Decatur High played one game in 1913, one in 1914 and two in 1915. In October, 1915, a Decatur player named Davis Chambers was killed in a game vs. Marist, on what newspaper accounts called “the McDonough Field,” a site whose location today is utterly forgotten.

But after that fatality, during an era that pre-dated helmets and the sport faced considerable censure nationwide, Decatur didn’t field another football team until 1921. By then DHS had moved to the present campus and the football squad began playing on the present location.

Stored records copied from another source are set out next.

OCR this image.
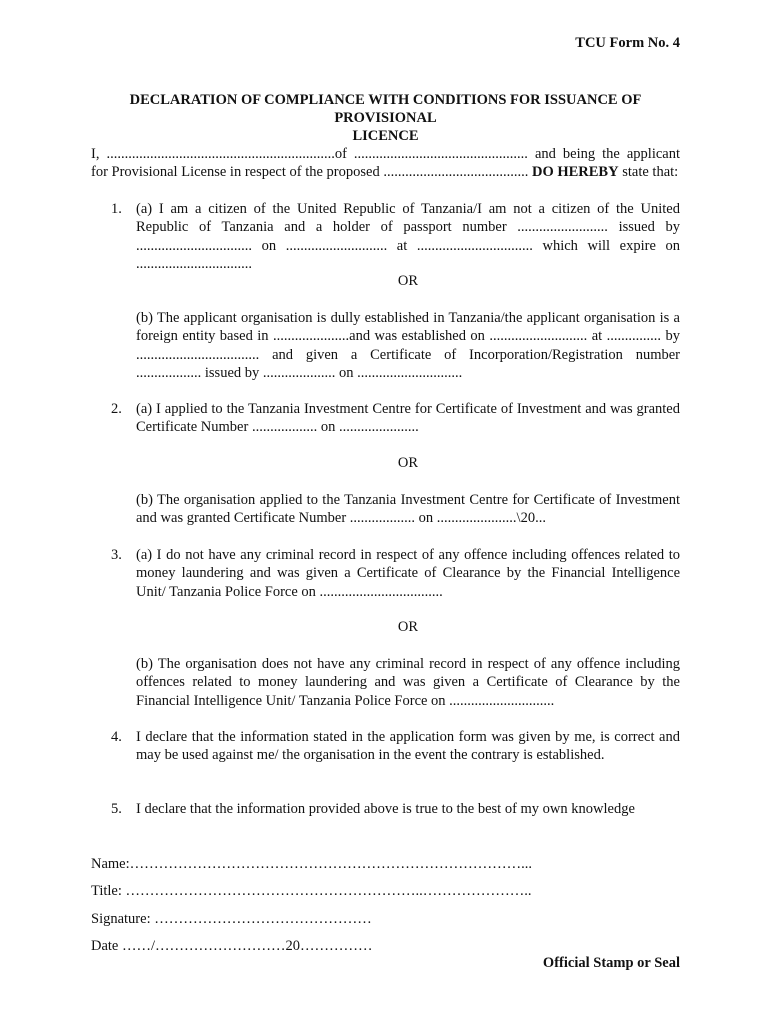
TCU Form No. 4
DECLARATION OF COMPLIANCE WITH CONDITIONS FOR ISSUANCE OF PROVISIONAL
LICENCE
I, ...............................................................of ................................................ and being the applicant for Provisional License in respect of the proposed ........................................ DO HEREBY state that:
1. (a) I am a citizen of the United Republic of Tanzania/I am not a citizen of the United Republic of Tanzania and a holder of passport number ......................... issued by ................................ on ............................ at ................................ which will expire on ................................
OR
(b) The applicant organisation is dully established in Tanzania/the applicant organisation is a foreign entity based in .....................and was established on ........................... at ............... by .................................. and given a Certificate of Incorporation/Registration number .................. issued by .................... on .............................
2. (a) I applied to the Tanzania Investment Centre for Certificate of Investment and was granted Certificate Number .................. on ......................
OR
(b) The organisation applied to the Tanzania Investment Centre for Certificate of Investment and was granted Certificate Number .................. on ......................\20...
3. (a) I do not have any criminal record in respect of any offence including offences related to money laundering and was given a Certificate of Clearance by the Financial Intelligence Unit/ Tanzania Police Force on ..................................
OR
(b) The organisation does not have any criminal record in respect of any offence including offences related to money laundering and was given a Certificate of Clearance by the Financial Intelligence Unit/ Tanzania Police Force on .............................
4. I declare that the information stated in the application form was given by me, is correct and may be used against me/ the organisation in the event the contrary is established.
5. I declare that the information provided above is true to the best of my own knowledge
Name:………………………………………………………………………...
Title: ……………………………………………………..…………………..
Signature: ………………………………………
Date ……/………………………20……………
Official Stamp or Seal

Although there’ve been three separate stadiums on the spot, this is the same location, the same east to west configuration, that was site for the first lighted high school football game in Georgia history, played Oct. 17, 1930, when Decatur beat Athens 13-0.

If competition’s approved, DHS would have a truncated 2020 season, though not as abbreviated as 1913-15. The first game would be Oct. 2 against Arabia Mountain, and the first home game Oct. 16 against Lithonia High, the original homecoming date. The team has only three home games scheduled, which raises the question of fan attendance, or what Dude calls, “the biggest hurdle on any of the competition proposals.”

“I am petitioning to let fans come in,” Rodney Thomas said. “Right now I’m not sure how many I’ll ask for. Our stadium seats 4500, and I won’t ask for more than 15 percent [of capacity]. If things go well after the first game we might consider hiking it up.”

Meantime the softball team’s first of only five regular-season games is Oct. 1 with its region tournament beginning in mid-October, while cross country opens Oct. 2 with playoffs commencing in early November.